Hi harpy-friends! It’s Friday, Friday, Gotta-Get-Down-On-Friday, and although I have no Partyin’! Partyin’! (YEAH!) plans, I’m in a strangely good mood. Because I have candy corn.
Brach’s candy corn, which is really the only kind worth buying (IMO), which is only available for about four-to-six weeks in the fall, and around which I cannot control myself. I will eat it until I am literally ill from sugar-overload. And then I will have “just a couple more” pieces.
We’re just over a week out from Halloween, so I’ll probably have to lay in another bag to get me through the holiday, at which point I’ll need to detox for another year.
So what am I getting for all those trick-0r-treaters? What trick-or-treaters? We haven’t had any come to our door in years. But that doesn’t stop me or the Dude from acting like 8 year olds: OOOH, Peanut M&Ms! PixyStix! Ewww, circus peanuts! True, I won’t be buying much of anything until November 1, because I am poooooor, but watch out, I will drop the People’s Elbow on anyone who tries to get in between me and a half-price bag of Reese’s mini peanut-butter cups.
I’m old enough that part of my childhood included apples and homemade popcorn balls, which were always disappointing. I would hoard Mr. Goodbars and bite-sized Snickers, and pretend to valiantly “share” all those Special Darks and butterscotch drops with my parents. (Bleaahhh.)
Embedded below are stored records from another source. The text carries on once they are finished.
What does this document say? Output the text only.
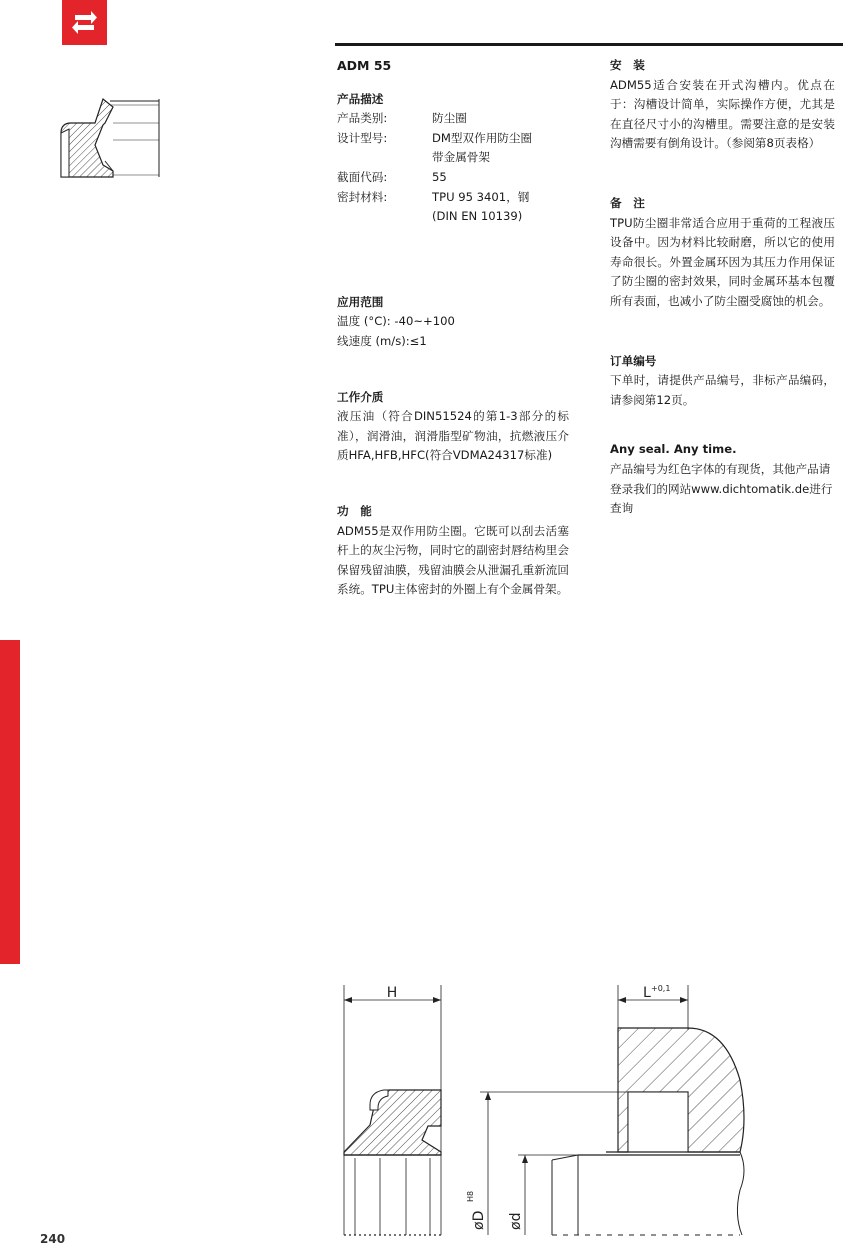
240
ADM 55
产品描述
产品类别:	防尘圈
设计型号:	DM型双作用防尘圈
带金属骨架
截面代码:	55
密封材料:	TPU 95 3401，钢
(DIN EN 10139)
应用范围
温度 (°C): -40~+100
线速度 (m/s):≤1
工作介质
液压油（符合DIN51524的第1-3部分的标准），润滑油，润滑脂型矿物油，抗燃液压介质HFA,HFB,HFC(符合VDMA24317标准)
功　能
ADM55是双作用防尘圈。它既可以刮去活塞杆上的灰尘污物，同时它的副密封唇结构里会保留残留油膜，残留油膜会从泄漏孔重新流回系统。TPU主体密封的外圈上有个金属骨架。
安　装
ADM55适合安装在开式沟槽内。优点在于：沟槽设计简单，实际操作方便，尤其是在直径尺寸小的沟槽里。需要注意的是安装沟槽需要有倒角设计。（参阅第8页表格）
备　注
TPU防尘圈非常适合应用于重荷的工程液压设备中。因为材料比较耐磨，所以它的使用寿命很长。外置金属环因为其压力作用保证了防尘圈的密封效果，同时金属环基本包覆所有表面，也减小了防尘圈受腐蚀的机会。
订单编号
下单时，请提供产品编号，非标产品编码，请参阅第12页。
Any seal. Any time.
产品编号为红色字体的有现货，其他产品请登录我们的网站www.dichtomatik.de进行查询
H	L +0,1
øD
H8
ød
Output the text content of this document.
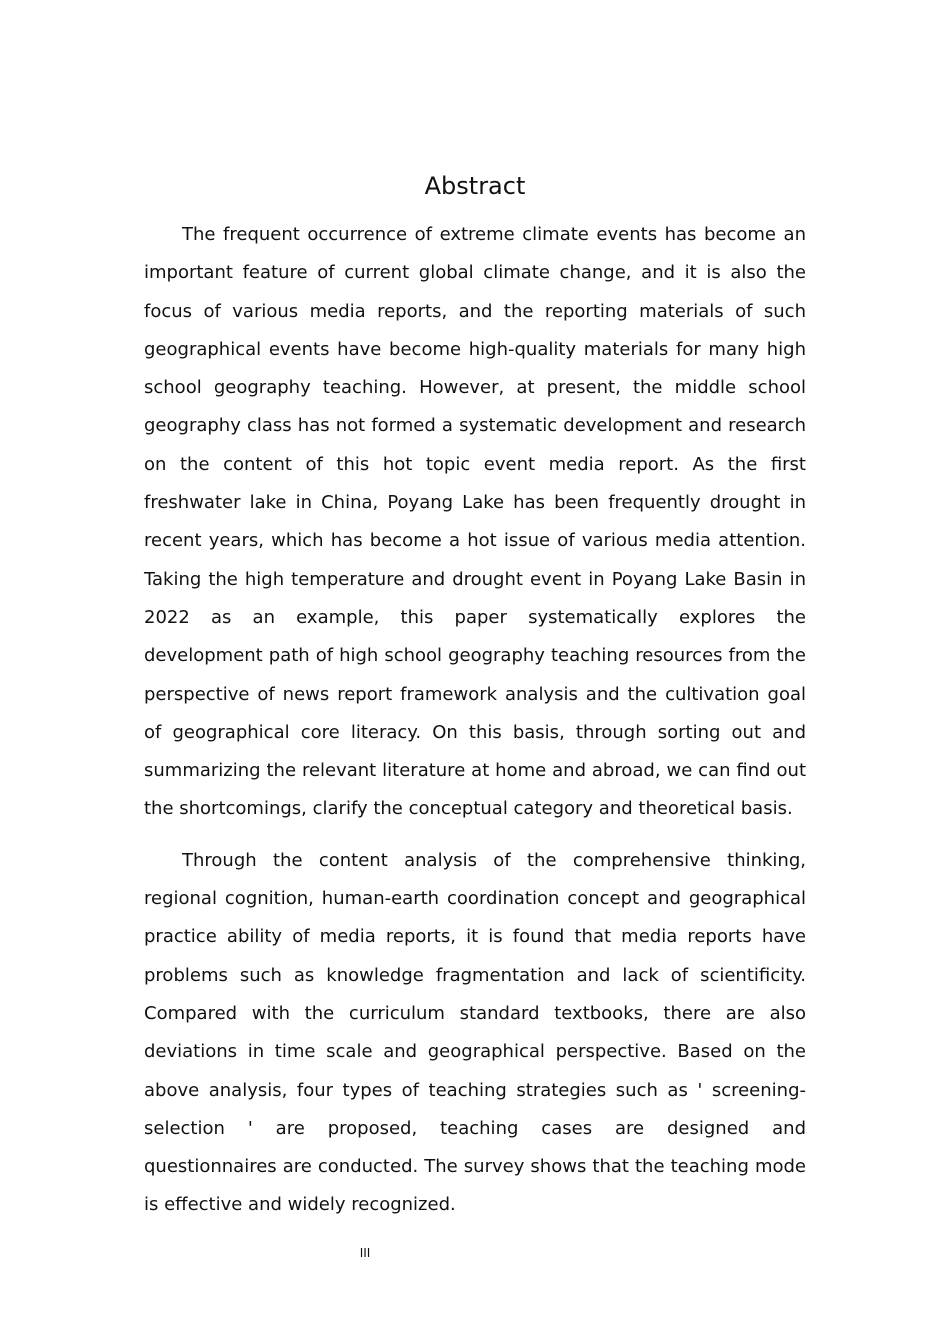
Abstract

The frequent occurrence of extreme climate events has become an important feature of current global climate change, and it is also the focus of various media reports, and the reporting materials of such geographical events have become high-quality materials for many high school geography teaching. However, at present, the middle school geography class has not formed a systematic development and research on the content of this hot topic event media report. As the first freshwater lake in China, Poyang Lake has been frequently drought in recent years, which has become a hot issue of various media attention. Taking the high temperature and drought event in Poyang Lake Basin in 2022 as an example, this paper systematically explores the development path of high school geography teaching resources from the perspective of news report framework analysis and the cultivation goal of geographical core literacy. On this basis, through sorting out and summarizing the relevant literature at home and abroad, we can find out the shortcomings, clarify the conceptual category and theoretical basis.

Through the content analysis of the comprehensive thinking, regional cognition, human-earth coordination concept and geographical practice ability of media reports, it is found that media reports have problems such as knowledge fragmentation and lack of scientificity. Compared with the curriculum standard textbooks, there are also deviations in time scale and geographical perspective. Based on the above analysis, four types of teaching strategies such as ' screening-selection ' are proposed, teaching cases are designed and questionnaires are conducted. The survey shows that the teaching mode is effective and widely recognized.

III
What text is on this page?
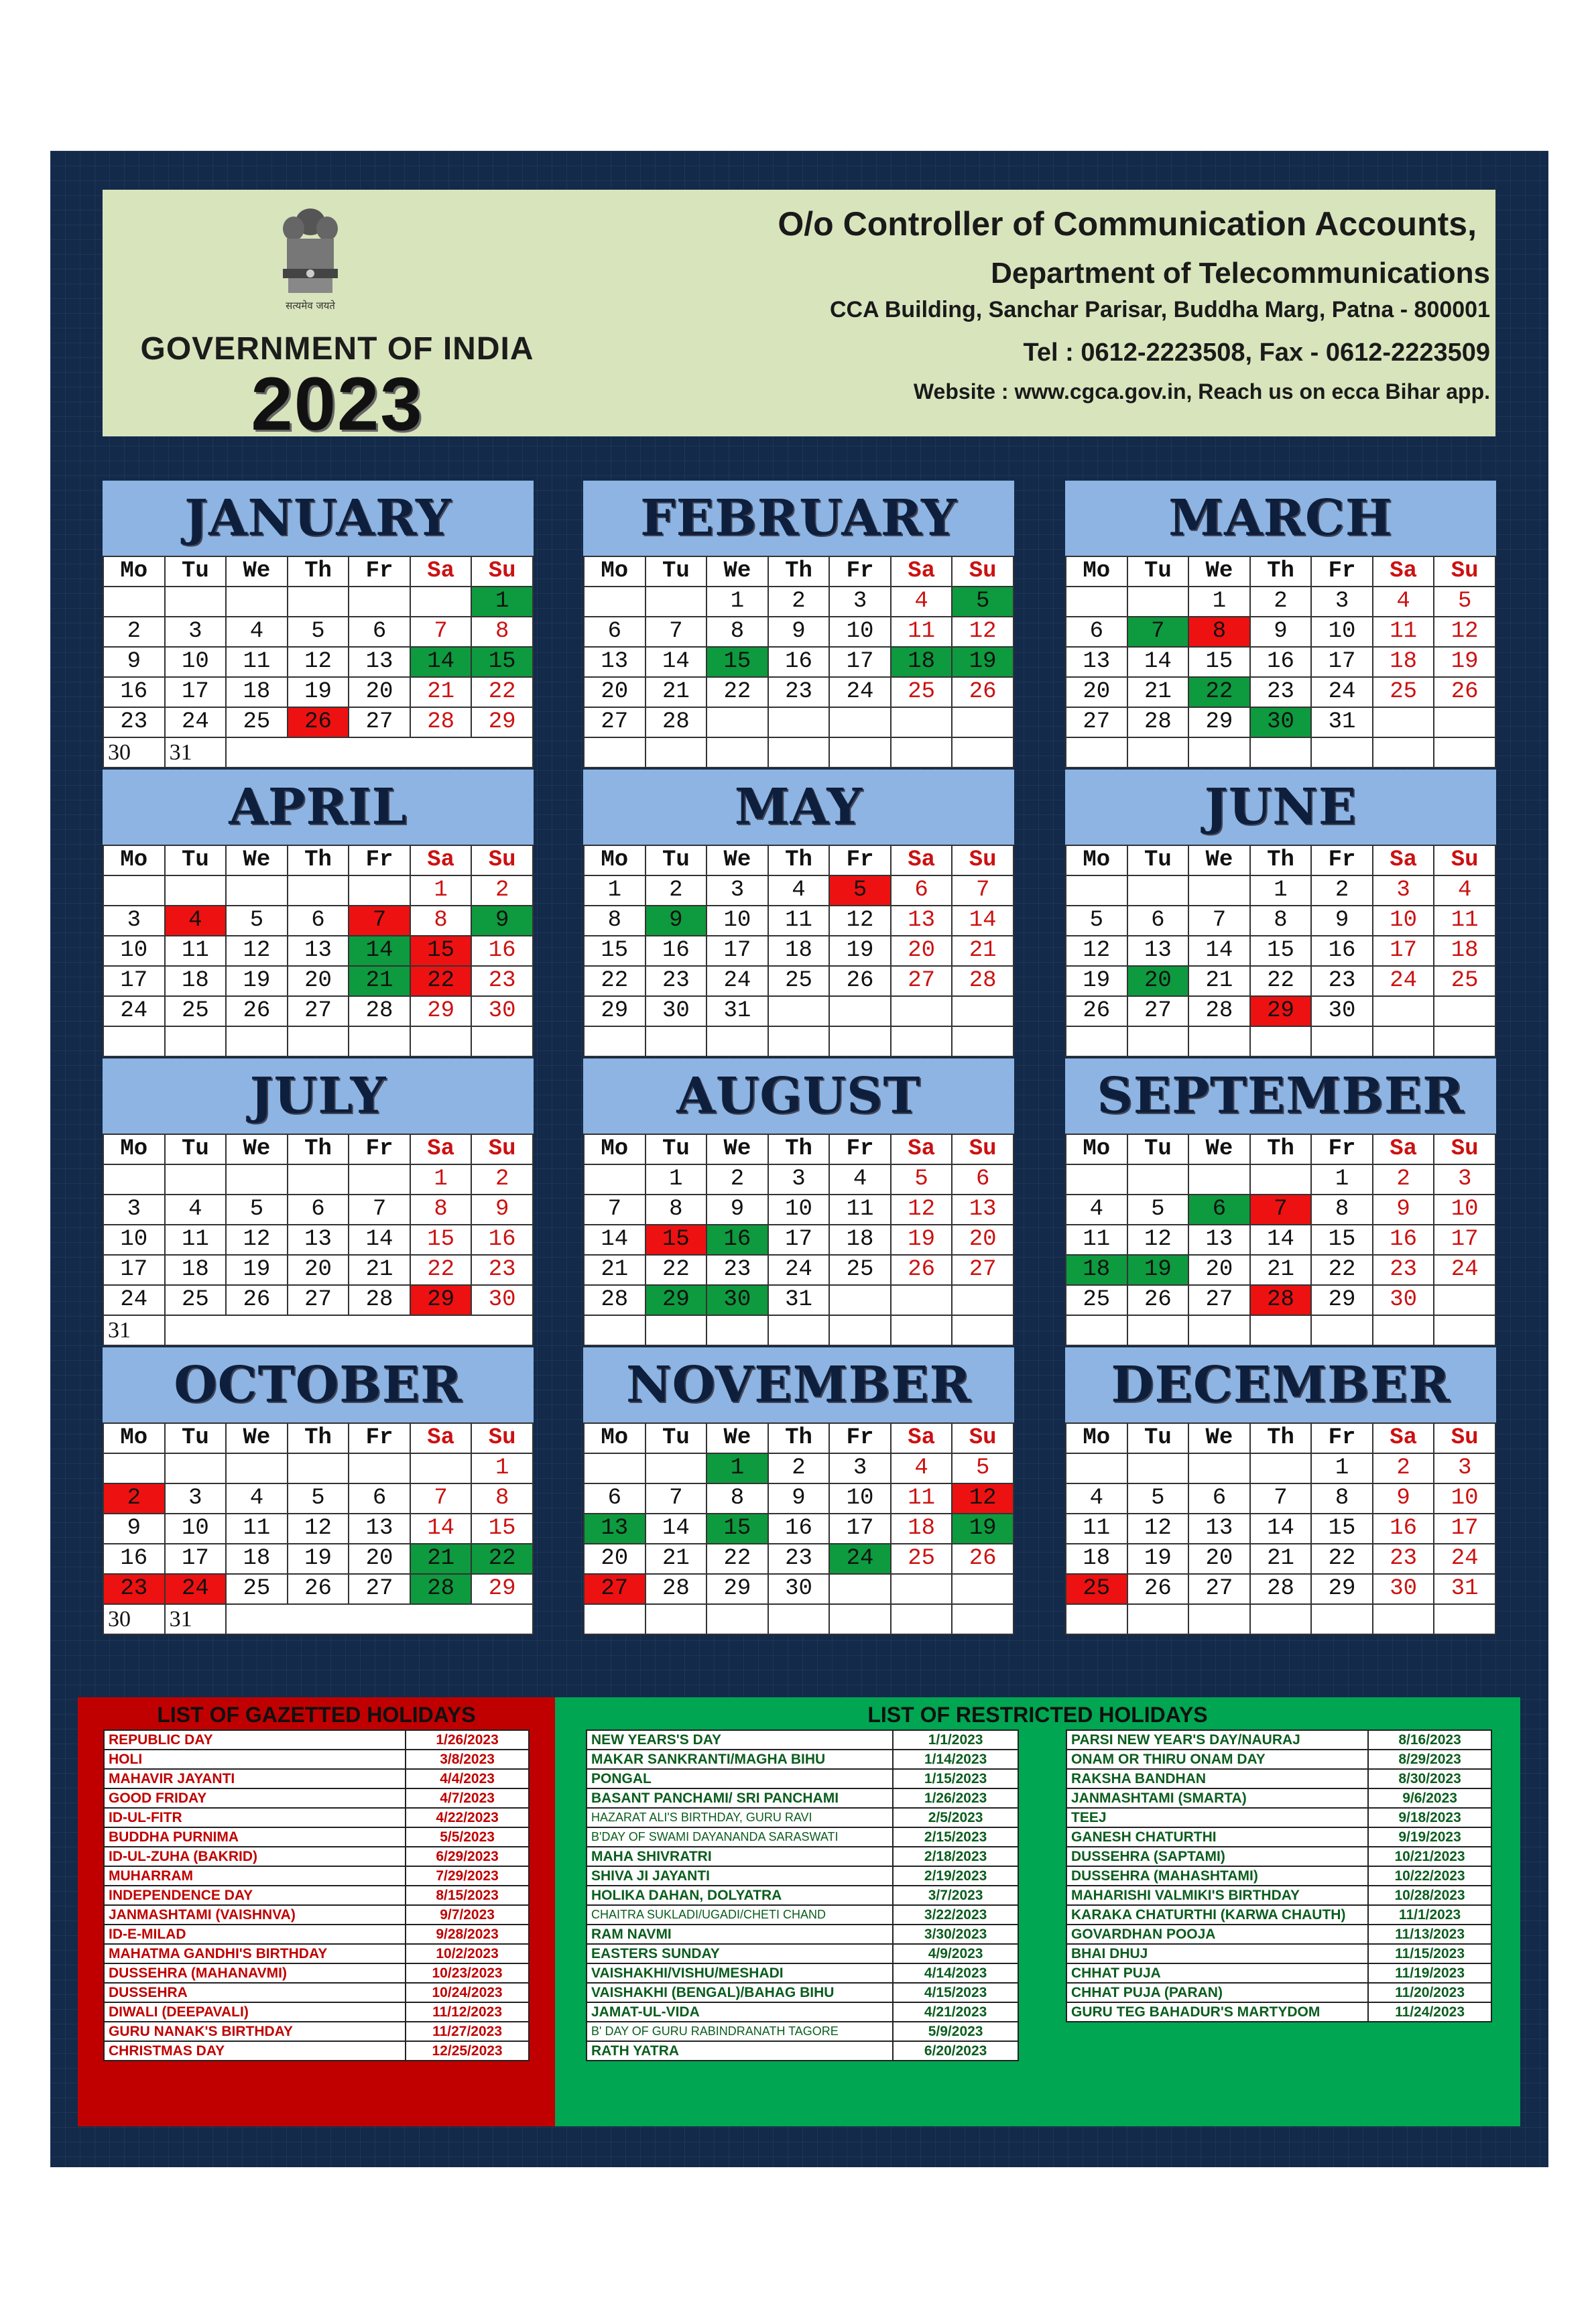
सत्यमेव जयते
GOVERNMENT OF INDIA
2023
O/o Controller of Communication Accounts,
Department of Telecommunications
CCA Building, Sanchar Parisar, Buddha Marg, Patna - 800001
Tel : 0612-2223508, Fax - 0612-2223509
Website : www.cgca.gov.in, Reach us on ecca Bihar app.
JANUARY
Mo	Tu	We	Th	Fr	Sa	Su
						1
2	3	4	5	6	7	8
9	10	11	12	13	14	15
16	17	18	19	20	21	22
23	24	25	26	27	28	29
30	31					
FEBRUARY
Mo	Tu	We	Th	Fr	Sa	Su
		1	2	3	4	5
6	7	8	9	10	11	12
13	14	15	16	17	18	19
20	21	22	23	24	25	26
27	28					

MARCH
Mo	Tu	We	Th	Fr	Sa	Su
		1	2	3	4	5
6	7	8	9	10	11	12
13	14	15	16	17	18	19
20	21	22	23	24	25	26
27	28	29	30	31		

APRIL
Mo	Tu	We	Th	Fr	Sa	Su
					1	2
3	4	5	6	7	8	9
10	11	12	13	14	15	16
17	18	19	20	21	22	23
24	25	26	27	28	29	30

MAY
Mo	Tu	We	Th	Fr	Sa	Su
1	2	3	4	5	6	7
8	9	10	11	12	13	14
15	16	17	18	19	20	21
22	23	24	25	26	27	28
29	30	31				

JUNE
Mo	Tu	We	Th	Fr	Sa	Su
			1	2	3	4
5	6	7	8	9	10	11
12	13	14	15	16	17	18
19	20	21	22	23	24	25
26	27	28	29	30		

JULY
Mo	Tu	We	Th	Fr	Sa	Su
					1	2
3	4	5	6	7	8	9
10	11	12	13	14	15	16
17	18	19	20	21	22	23
24	25	26	27	28	29	30
31						
AUGUST
Mo	Tu	We	Th	Fr	Sa	Su
	1	2	3	4	5	6
7	8	9	10	11	12	13
14	15	16	17	18	19	20
21	22	23	24	25	26	27
28	29	30	31			

SEPTEMBER
Mo	Tu	We	Th	Fr	Sa	Su
				1	2	3
4	5	6	7	8	9	10
11	12	13	14	15	16	17
18	19	20	21	22	23	24
25	26	27	28	29	30	

OCTOBER
Mo	Tu	We	Th	Fr	Sa	Su
						1
2	3	4	5	6	7	8
9	10	11	12	13	14	15
16	17	18	19	20	21	22
23	24	25	26	27	28	29
30	31					
NOVEMBER
Mo	Tu	We	Th	Fr	Sa	Su
		1	2	3	4	5
6	7	8	9	10	11	12
13	14	15	16	17	18	19
20	21	22	23	24	25	26
27	28	29	30			

DECEMBER
Mo	Tu	We	Th	Fr	Sa	Su
				1	2	3
4	5	6	7	8	9	10
11	12	13	14	15	16	17
18	19	20	21	22	23	24
25	26	27	28	29	30	31

LIST OF GAZETTED HOLIDAYS
REPUBLIC DAY	1/26/2023
HOLI	3/8/2023
MAHAVIR JAYANTI	4/4/2023
GOOD FRIDAY	4/7/2023
ID-UL-FITR	4/22/2023
BUDDHA PURNIMA	5/5/2023
ID-UL-ZUHA (BAKRID)	6/29/2023
MUHARRAM	7/29/2023
INDEPENDENCE DAY	8/15/2023
JANMASHTAMI (VAISHNVA)	9/7/2023
ID-E-MILAD	9/28/2023
MAHATMA GANDHI'S BIRTHDAY	10/2/2023
DUSSEHRA (MAHANAVMI)	10/23/2023
DUSSEHRA	10/24/2023
DIWALI (DEEPAVALI)	11/12/2023
GURU NANAK'S BIRTHDAY	11/27/2023
CHRISTMAS DAY	12/25/2023
LIST OF RESTRICTED HOLIDAYS
NEW YEARS'S DAY	1/1/2023
MAKAR SANKRANTI/MAGHA BIHU	1/14/2023
PONGAL	1/15/2023
BASANT PANCHAMI/ SRI PANCHAMI	1/26/2023
HAZARAT ALI'S BIRTHDAY, GURU RAVI	2/5/2023
B'DAY OF SWAMI DAYANANDA SARASWATI	2/15/2023
MAHA SHIVRATRI	2/18/2023
SHIVA JI JAYANTI	2/19/2023
HOLIKA DAHAN, DOLYATRA	3/7/2023
CHAITRA SUKLADI/UGADI/CHETI CHAND	3/22/2023
RAM NAVMI	3/30/2023
EASTERS SUNDAY	4/9/2023
VAISHAKHI/VISHU/MESHADI	4/14/2023
VAISHAKHI (BENGAL)/BAHAG BIHU	4/15/2023
JAMAT-UL-VIDA	4/21/2023
B' DAY OF GURU RABINDRANATH TAGORE	5/9/2023
RATH YATRA	6/20/2023
PARSI NEW YEAR'S DAY/NAURAJ	8/16/2023
ONAM OR THIRU ONAM DAY	8/29/2023
RAKSHA BANDHAN	8/30/2023
JANMASHTAMI (SMARTA)	9/6/2023
TEEJ	9/18/2023
GANESH CHATURTHI	9/19/2023
DUSSEHRA (SAPTAMI)	10/21/2023
DUSSEHRA (MAHASHTAMI)	10/22/2023
MAHARISHI VALMIKI'S BIRTHDAY	10/28/2023
KARAKA CHATURTHI (KARWA CHAUTH)	11/1/2023
GOVARDHAN POOJA	11/13/2023
BHAI DHUJ	11/15/2023
CHHAT PUJA	11/19/2023
CHHAT PUJA (PARAN)	11/20/2023
GURU TEG BAHADUR'S MARTYDOM	11/24/2023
So–obviously–today’s FFT is about your favorite (and of course least favorite) Halloween treats. Time to wax nostalgic about your years as a trick-or-treater, or just admit your cheap-and-junky sugar fixes now. And what, if anything, do you pass out on Halloween? Are you the splurger who kids seek out from far-flung neighborhoods? Or is your name cursed by children who remember you as “the toothbrush lady”? I remember you, Toothbrush House.
Get your jitters under control and tell us!